В сентябре я получил целую массу писем, которые доказали мне, что публика именно с этой точки зрения относится к моим посильным литературным трудам. Моя хроника «Первое августа», по-видимому, произвела свое действие, то есть заставила даже таких упорных противников, как Тарас Скотинин и Дерунов, признать за моими писаниями некоторую пользу. Из числа этих писем, я позволяю себе привести здесь только несколько наиболее характерных.

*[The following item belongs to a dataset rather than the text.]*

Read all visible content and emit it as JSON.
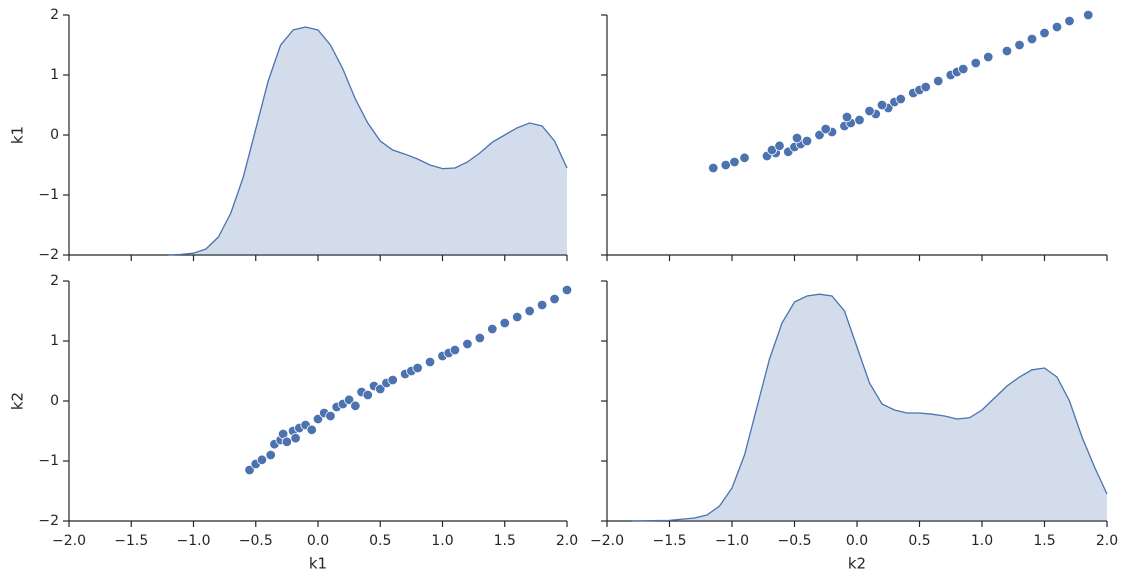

«Руку, земляк! Собственность признаешь, семейство приемлешь, государство чтишь — на что́ лучше! Разумейте языцы — и разговору конец!
Так, сударь, и надо. Ах, очень нынче нужно об собственности почаще напоминать, ибо весьма на сей счет в нашей местности слабо стало. Даже племянник мой, Митрофан, и тот оными идеями заразился, и вот уж который год мы оба из камеры мирового судьи не выходим, всё судимся. По сей причине даже в Петербург сколько раз надумывал ехать: хочется от хороших адвокатов узнать, не могу ли я, как старший в роде, Митрофана в смирительный дом посадить? Сказывают, у вас такие адвокаты есть, которые могут доказать, что старшие даже сечь младших право имеют, но я сего уж не добиваюсь, а хотя бы в смирительный дом. Наши же пензенские адвокаты на сей счет трояко говорят: ежели я больше дам, то якобы можно; если Митрофан * больше даст, то якобы нельзя; а ежели я еще больше дам, то и опять выходит, что «можно. Так что и семейный союз будто бы от того зависит, кто лишний полтинник даст!
Да, слабо нынче вообще — это вы верно, мой друг, угадали. С тех пор как объявили ядовитую оную волю, и собственность, и семейство — все врозь пошло, а об государстве даже и не знаем, что́ сей сон означает. Еще в Пензе мы, по мере сил, крепимся, а что в соседней Саратовской губернии и в Войске Донском по сему случаю творится — даже я, Тарас Скотинин * , без слез взирать не могу! Уж на что́ сестрица моя, госпожа Простакова, * — и та с тех пор, как в балашовское свое имение переехала, сейчас же против священных сих основ вооружилась! Начала с того, что Митрофана прокляла, а ныне и на меня, старшего брата своего, войною пошла! Имел я с нею процесс о земле и, благодарение богу, успел ту землю в первой инстанции законным образом у нее оттягать. И что ж бы вы думали! вместо того чтоб покориться воле божьей и беспрекословно мне землю из рук в руки передать, а я бы ей, всеконечно, до смерти ее в доме моем приют дал, она подала на апелляцию, а Митрофан, сверх того, научил еще и прокурору заявление подать, будто бы с моей стороны подлог в деле сем совершен. И ныне, по апелляции, вновь это дело рассматривается, а обо мне следствие производится! Так вот в каком положении находится в Саратовской губернии семейный союз!